Her insanın bir sınavı vardı. Yaradan herkesi bir sebepten ötürü sınardı. Zaten Dünya'nın amacı bu değil mi? Sınavını kazanıp layıkıyla sınandıktan sonra göçüp gitmek.
Rojin'in sınavı ise buydu belki. Hep hor görülüp acı çekmek hiç mi mutlu olmayacaktı hep mi acı çekecekti. Ya da bu acılara boyun mu eğecekti. Her insanın bir sınavı olduğu gibi bir sabrı vardı elbet o sabırla da sınanırdı insan oğlu bakalım Rojin ne kadar dayanabilecek.
ROJİN'DEN;
Sabah ağrıyan gözlerimi sertçe ovuşturarak actım. Görünüşe bakılırsa daha erkendi. Alışmıştı artık bünyem alarm gibi erke saatte kalkmaya. Sahi saat kaçtı bu soruyu sorar sormaz hemen komodinin üstündeki telefonuma uzanmak amacıyla acıyla kavrulan bedenimi yan tarafıma doğru çevirdim. Bir dakika rüyada mıydım yoksa gerçek miydi bu karşımdakı yüz?
Bunun gerçek olmamasını dileyerek gözlerimi kapattım ve derin bir nefes çektim içime ardından yavaşça açtiğim gözlerim beni yanıltmiyorsa bu bir rüya ya da hayal değildi. Ki rüya olması imkansızdı çünkü bu direk kabus olurdu.
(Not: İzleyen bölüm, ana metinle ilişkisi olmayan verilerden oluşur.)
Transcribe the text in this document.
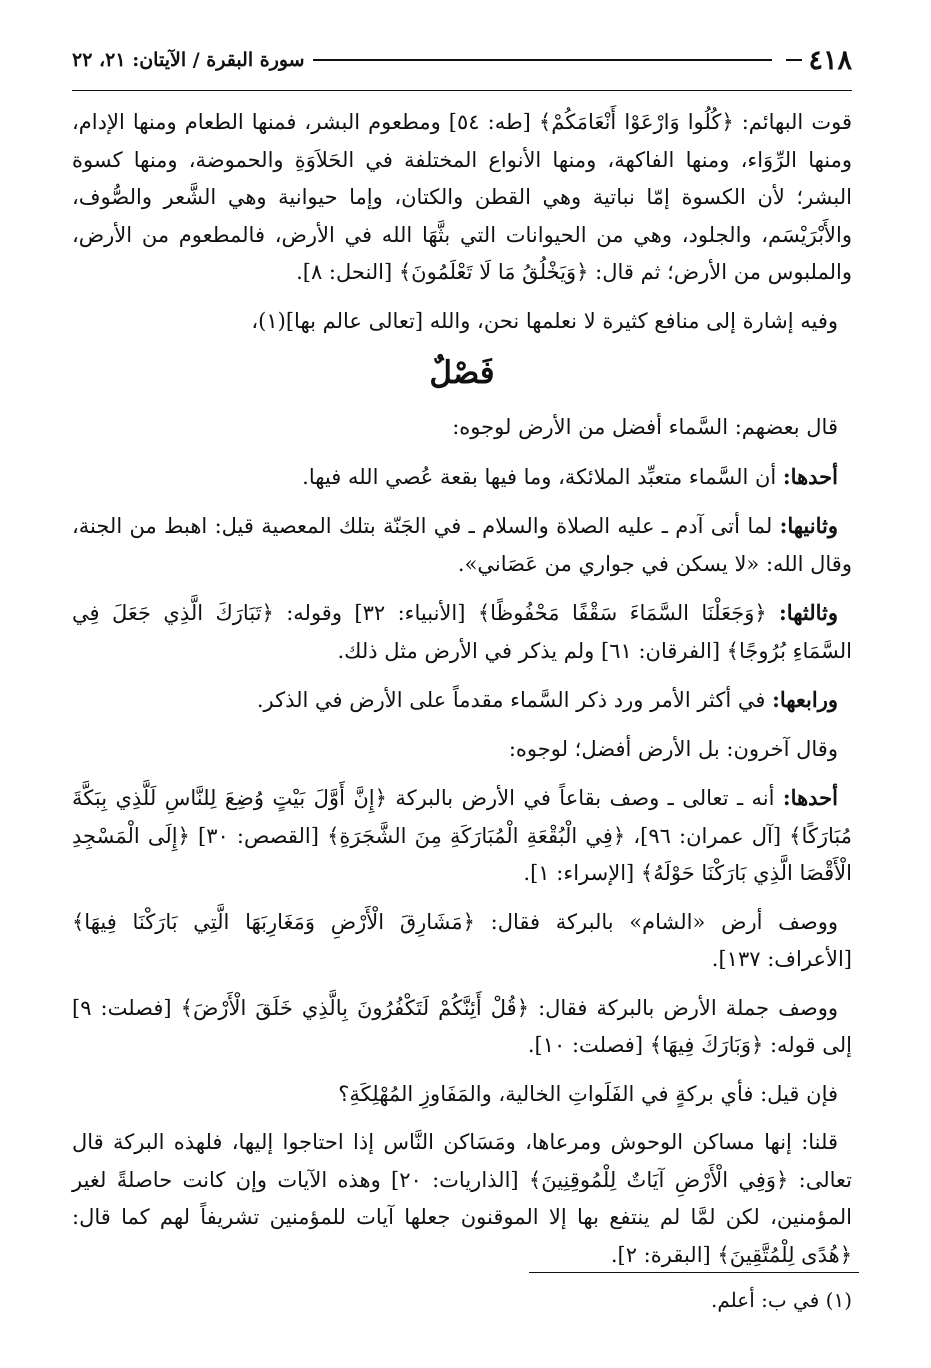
٤١٨
سورة البقرة / الآيتان: ٢١، ٢٢

قوت البهائم: ﴿كُلُوا وَارْعَوْا أَنْعَامَكُمْ﴾ [طه: ٥٤] ومطعوم البشر، فمنها الطعام ومنها الإدام، ومنها الرِّوَاء، ومنها الفاكهة، ومنها الأنواع المختلفة في الحَلاَوَةِ والحموضة، ومنها كسوة البشر؛ لأن الكسوة إمّا نباتية وهي القطن والكتان، وإما حيوانية وهي الشَّعر والصُّوف، والأَبْرَيْسَم، والجلود، وهي من الحيوانات التي بثَّهَا الله في الأرض، فالمطعوم من الأرض، والملبوس من الأرض؛ ثم قال: ﴿وَيَخْلُقُ مَا لَا تَعْلَمُونَ﴾ [النحل: ٨].

وفيه إشارة إلى منافع كثيرة لا نعلمها نحن، والله [تعالى عالم بها](١)،

فَصْلٌ

قال بعضهم: السَّماء أفضل من الأرض لوجوه:

أحدها: أن السَّماء متعبِّد الملائكة، وما فيها بقعة عُصي الله فيها.

وثانيها: لما أتى آدم ـ عليه الصلاة والسلام ـ في الجَنّة بتلك المعصية قيل: اهبط من الجنة، وقال الله: «لا يسكن في جواري من عَصَاني».

وثالثها: ﴿وَجَعَلْنَا السَّمَاءَ سَقْفًا مَحْفُوظًا﴾ [الأنبياء: ٣٢] وقوله: ﴿تَبَارَكَ الَّذِي جَعَلَ فِي السَّمَاءِ بُرُوجًا﴾ [الفرقان: ٦١] ولم يذكر في الأرض مثل ذلك.

ورابعها: في أكثر الأمر ورد ذكر السَّماء مقدماً على الأرض في الذكر.

وقال آخرون: بل الأرض أفضل؛ لوجوه:

أحدها: أنه ـ تعالى ـ وصف بقاعاً في الأرض بالبركة ﴿إِنَّ أَوَّلَ بَيْتٍ وُضِعَ لِلنَّاسِ لَلَّذِي بِبَكَّةَ مُبَارَكًا﴾ [آل عمران: ٩٦]، ﴿فِي الْبُقْعَةِ الْمُبَارَكَةِ مِنَ الشَّجَرَةِ﴾ [القصص: ٣٠] ﴿إِلَى الْمَسْجِدِ الْأَقْصَا الَّذِي بَارَكْنَا حَوْلَهُ﴾ [الإسراء: ١].

ووصف أرض «الشام» بالبركة فقال: ﴿مَشَارِقَ الْأَرْضِ وَمَغَارِبَهَا الَّتِي بَارَكْنَا فِيهَا﴾ [الأعراف: ١٣٧].

ووصف جملة الأرض بالبركة فقال: ﴿قُلْ أَئِنَّكُمْ لَتَكْفُرُونَ بِالَّذِي خَلَقَ الْأَرْضَ﴾ [فصلت: ٩] إلى قوله: ﴿وَبَارَكَ فِيهَا﴾ [فصلت: ١٠].

فإن قيل: فأي بركةٍ في الفَلَواتِ الخالية، والمَفَاوزِ المُهْلِكَةِ؟

قلنا: إنها مساكن الوحوش ومرعاها، ومَسَاكن النَّاس إذا احتاجوا إليها، فلهذه البركة قال تعالى: ﴿وَفِي الْأَرْضِ آيَاتٌ لِلْمُوقِنِينَ﴾ [الذاريات: ٢٠] وهذه الآيات وإن كانت حاصلةً لغير المؤمنين، لكن لمَّا لم ينتفع بها إلا الموقنون جعلها آيات للمؤمنين تشريفاً لهم كما قال: ﴿هُدًى لِلْمُتَّقِينَ﴾ [البقرة: ٢].

(١) في ب: أعلم.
Evet Aynur tas tamam karşımdaydı hayır yanlış falan görmüyordum. Bu ne ara dönmüştü? Sinirle ona baktım ve bir hışımda karşısında dikildim
-NE İŞİN VAR SENİN BURDA?!
o ise benim aksime aşırı rahat ve sakin bir ses tonunda konuşmaya başladı.
-Amcam çağırdı ee ne de olsa Miran'ımı sana bırakacak değilim.
Sinirle ona baktım ne saçmalıyordu bu Miran'ım falan
-NE SAÇMALIYORSUN LAN SEN NE MİRAN'IMI DEFOL HEMEN ODAMDAN
Diyerek ağrıyan boğazıma rağmen bağırdım elimde değildi asla unutamıyordum bana yaptıklarını. O bağırdığım için rahatsız olmuşa benziyordu bunu yüzünü ekşitmesinden anlamıştım. Aman haspam çokta umrumdaydı.
-Keyfimden gelmedim hadi in aşağıya yemek yicez seni beklemek zorunda değiliz demi diyerek odamdan ayrıldı.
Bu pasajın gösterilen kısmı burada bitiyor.